Uma força-tarefa está mobilizada para montar o dossiê sobre a melancia, que deve ser encaminhado ao INPI pela Cooperativa Agropecuária dos Produtores Rurais e Agricultores Familiares de Uruana e Região (CooperUruana). O supervisor de organização rural da Agência Goiana de Assistência Técnica, Extensão Rural e Pesquisa Agropecuária (Emater), José Araújo de Oliveira, explica que as tentativas de obter o selo se arrastam desde 2009. “O recurso do Ministério da Agricultura chegou a ser liberado, mas voltou. Nós mudamos a estratégia e resolvemos envolver a própria comunidade, o que tem se repetido em outras regiões”, detalha.

Assim, além do Ministério da Agricultura, Pecuária e Abastecimento (Mapa), que liberou recursos para o trabalho, técnicos da Emater, prefeitura e instituições de ensino superior, também, estão envolvidos no projeto. No momento, de acordo com Oliveira, as peças do dossiê estão sendo elaboradas. Nele, devem constar informações como origem, história e a tradição da melancia no município. Também é necessário desenvolver a logomarca que será usada no selo e apresentar o chamado Caderno de Uso, que detalha as formas de cultivo da fruta.

Ainda segundo Oliveira, os produtores precisam apresentar o georreferenciamento da região, uma vez que além de Uruana outros 15 municípios irão fazer parte da identificação geográfica: Carmo do Rio Verde, Ceres, Heitoraí, Itaguaru, Itaberaí, Itaguari, Itapaci, Itapuranga, Jaraguá, Jesupólis, Nova Glória, Rialma, Rianápolis, São Patrício e Santa Isabel. “Nessa microrregião, a forma de produzir, o pioneirismo e a tradição são os mesmos”, justifica o supervisor da Emater.

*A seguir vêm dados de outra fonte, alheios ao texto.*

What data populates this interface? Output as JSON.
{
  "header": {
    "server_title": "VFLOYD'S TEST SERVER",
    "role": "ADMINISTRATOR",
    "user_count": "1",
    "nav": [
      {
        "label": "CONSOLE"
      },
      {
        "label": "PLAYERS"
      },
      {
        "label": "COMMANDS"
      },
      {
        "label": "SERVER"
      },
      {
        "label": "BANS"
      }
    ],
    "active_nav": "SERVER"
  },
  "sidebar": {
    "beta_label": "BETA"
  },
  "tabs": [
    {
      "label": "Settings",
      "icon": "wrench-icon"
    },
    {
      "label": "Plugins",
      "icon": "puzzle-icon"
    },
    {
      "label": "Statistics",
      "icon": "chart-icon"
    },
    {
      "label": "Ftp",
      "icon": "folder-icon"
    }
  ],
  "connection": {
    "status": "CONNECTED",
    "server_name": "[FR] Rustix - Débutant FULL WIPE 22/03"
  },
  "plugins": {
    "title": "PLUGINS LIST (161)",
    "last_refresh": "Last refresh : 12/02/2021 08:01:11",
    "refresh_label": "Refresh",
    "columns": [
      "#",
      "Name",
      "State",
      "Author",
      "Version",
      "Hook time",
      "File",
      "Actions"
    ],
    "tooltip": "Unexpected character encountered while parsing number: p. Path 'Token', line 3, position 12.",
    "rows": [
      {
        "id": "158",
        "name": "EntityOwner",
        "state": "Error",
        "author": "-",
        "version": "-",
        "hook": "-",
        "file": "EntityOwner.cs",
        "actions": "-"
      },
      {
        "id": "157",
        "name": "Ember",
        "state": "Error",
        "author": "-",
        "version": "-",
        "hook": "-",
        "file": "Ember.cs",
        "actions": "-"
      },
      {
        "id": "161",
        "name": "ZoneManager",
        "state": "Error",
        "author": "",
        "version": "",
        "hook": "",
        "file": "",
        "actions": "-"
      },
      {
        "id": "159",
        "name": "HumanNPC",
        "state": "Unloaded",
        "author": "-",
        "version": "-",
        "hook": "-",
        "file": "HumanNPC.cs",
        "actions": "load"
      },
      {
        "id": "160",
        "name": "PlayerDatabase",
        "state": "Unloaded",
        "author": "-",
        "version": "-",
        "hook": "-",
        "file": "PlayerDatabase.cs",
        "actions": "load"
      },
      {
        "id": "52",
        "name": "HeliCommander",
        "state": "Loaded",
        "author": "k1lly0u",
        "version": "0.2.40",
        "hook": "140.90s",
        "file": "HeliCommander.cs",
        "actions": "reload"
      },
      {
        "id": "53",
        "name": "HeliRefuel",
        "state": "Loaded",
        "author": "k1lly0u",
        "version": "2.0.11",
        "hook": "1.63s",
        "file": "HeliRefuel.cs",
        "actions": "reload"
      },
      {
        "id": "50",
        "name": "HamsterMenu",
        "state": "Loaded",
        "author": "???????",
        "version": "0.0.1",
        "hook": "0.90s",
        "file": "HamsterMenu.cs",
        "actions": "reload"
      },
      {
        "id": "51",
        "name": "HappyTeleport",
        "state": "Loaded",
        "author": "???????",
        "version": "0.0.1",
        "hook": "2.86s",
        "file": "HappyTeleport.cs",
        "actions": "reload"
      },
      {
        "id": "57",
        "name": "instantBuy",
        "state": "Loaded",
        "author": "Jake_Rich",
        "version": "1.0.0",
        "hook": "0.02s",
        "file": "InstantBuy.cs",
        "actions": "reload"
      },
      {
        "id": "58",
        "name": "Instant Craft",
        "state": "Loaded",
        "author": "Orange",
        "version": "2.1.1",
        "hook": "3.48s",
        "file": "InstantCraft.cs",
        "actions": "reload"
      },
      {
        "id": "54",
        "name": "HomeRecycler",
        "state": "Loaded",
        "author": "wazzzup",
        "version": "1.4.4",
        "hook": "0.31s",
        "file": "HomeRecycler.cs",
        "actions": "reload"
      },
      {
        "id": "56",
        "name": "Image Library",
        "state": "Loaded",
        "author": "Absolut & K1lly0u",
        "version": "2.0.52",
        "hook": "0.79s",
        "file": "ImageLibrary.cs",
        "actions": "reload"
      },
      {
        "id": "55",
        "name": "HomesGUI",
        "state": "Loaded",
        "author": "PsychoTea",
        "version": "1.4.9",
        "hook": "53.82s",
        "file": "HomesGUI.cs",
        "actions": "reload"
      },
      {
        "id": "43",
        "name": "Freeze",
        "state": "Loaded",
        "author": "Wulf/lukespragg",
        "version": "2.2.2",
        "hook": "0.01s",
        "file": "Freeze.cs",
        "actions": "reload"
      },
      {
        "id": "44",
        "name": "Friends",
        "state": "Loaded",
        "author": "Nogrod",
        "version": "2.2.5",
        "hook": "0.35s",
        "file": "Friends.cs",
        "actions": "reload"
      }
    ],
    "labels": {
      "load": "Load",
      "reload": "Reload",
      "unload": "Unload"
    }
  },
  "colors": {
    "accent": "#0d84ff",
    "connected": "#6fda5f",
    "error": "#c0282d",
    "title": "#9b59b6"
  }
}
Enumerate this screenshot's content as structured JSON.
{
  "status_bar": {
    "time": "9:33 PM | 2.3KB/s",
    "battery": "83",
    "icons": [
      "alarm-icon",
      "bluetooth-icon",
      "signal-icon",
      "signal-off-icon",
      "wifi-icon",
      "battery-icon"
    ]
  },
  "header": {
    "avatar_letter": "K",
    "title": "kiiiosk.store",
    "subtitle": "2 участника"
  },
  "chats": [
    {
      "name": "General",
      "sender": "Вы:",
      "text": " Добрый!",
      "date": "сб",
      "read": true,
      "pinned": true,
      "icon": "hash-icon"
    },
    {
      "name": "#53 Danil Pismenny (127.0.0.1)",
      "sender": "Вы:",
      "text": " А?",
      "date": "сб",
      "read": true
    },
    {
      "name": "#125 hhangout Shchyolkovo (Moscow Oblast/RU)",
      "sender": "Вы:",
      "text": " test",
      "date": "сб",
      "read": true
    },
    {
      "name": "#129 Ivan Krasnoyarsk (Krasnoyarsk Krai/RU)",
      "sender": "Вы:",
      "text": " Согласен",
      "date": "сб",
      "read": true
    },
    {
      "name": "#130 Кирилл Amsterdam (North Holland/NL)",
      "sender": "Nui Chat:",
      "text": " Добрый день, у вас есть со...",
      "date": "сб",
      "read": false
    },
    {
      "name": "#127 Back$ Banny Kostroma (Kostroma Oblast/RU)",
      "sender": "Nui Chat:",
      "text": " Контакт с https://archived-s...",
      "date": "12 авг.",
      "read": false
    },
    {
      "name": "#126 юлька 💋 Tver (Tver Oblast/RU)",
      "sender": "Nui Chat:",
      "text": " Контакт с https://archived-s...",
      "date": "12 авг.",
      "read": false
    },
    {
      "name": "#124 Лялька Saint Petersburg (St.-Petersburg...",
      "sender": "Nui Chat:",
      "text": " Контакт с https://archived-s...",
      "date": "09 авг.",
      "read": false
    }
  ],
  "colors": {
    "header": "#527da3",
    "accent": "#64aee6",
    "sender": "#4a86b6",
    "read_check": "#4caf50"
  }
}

De acordo com ele, a previsão é de que a redação do dossiê seja finalizada até junho. O documento deve ser apresentado ao INPI ainda este ano. Ele calcula que o órgão deve levar, em média, três anos para analisá-lo, pois durante o processo, por exemplo, podem ser solicitadas mais informações sobre a produção da fruta. Mesmo com o trabalho em andamento, a perspectiva da conquista do Selo IG traz a esperança de mais portas abertas. “O selo dá rastreabilidade, uma certeza ao consumidor de que aquela melancia é de Uruana. Ele vai fidelizar mercado, vai agregar valor, o que gera melhoria de renda”, anima-se.

Outros produtos

Além da melancia de Uruana, outros produtos goianos estão em busca do Selo de Indicação Geográfica (Selo IG), concedido pelo Instituto Nacional da Propriedade Industrial (INPI), como informa o supervisor de organização rural da Emater, José Araújo de Oliveira. São eles: o polvilho e os derivados da mandioca da região do Cará, em Bela Vista; o mel do Cerrado, produzido no norte goiano; o queijo cabacinha das nascentes do Araguaia; e a banana da região de Buriti Alegre.

* Colaboração para a Revista Safra

Reportagem publicada na edição de abril da Revista Safra, a partir da página 28.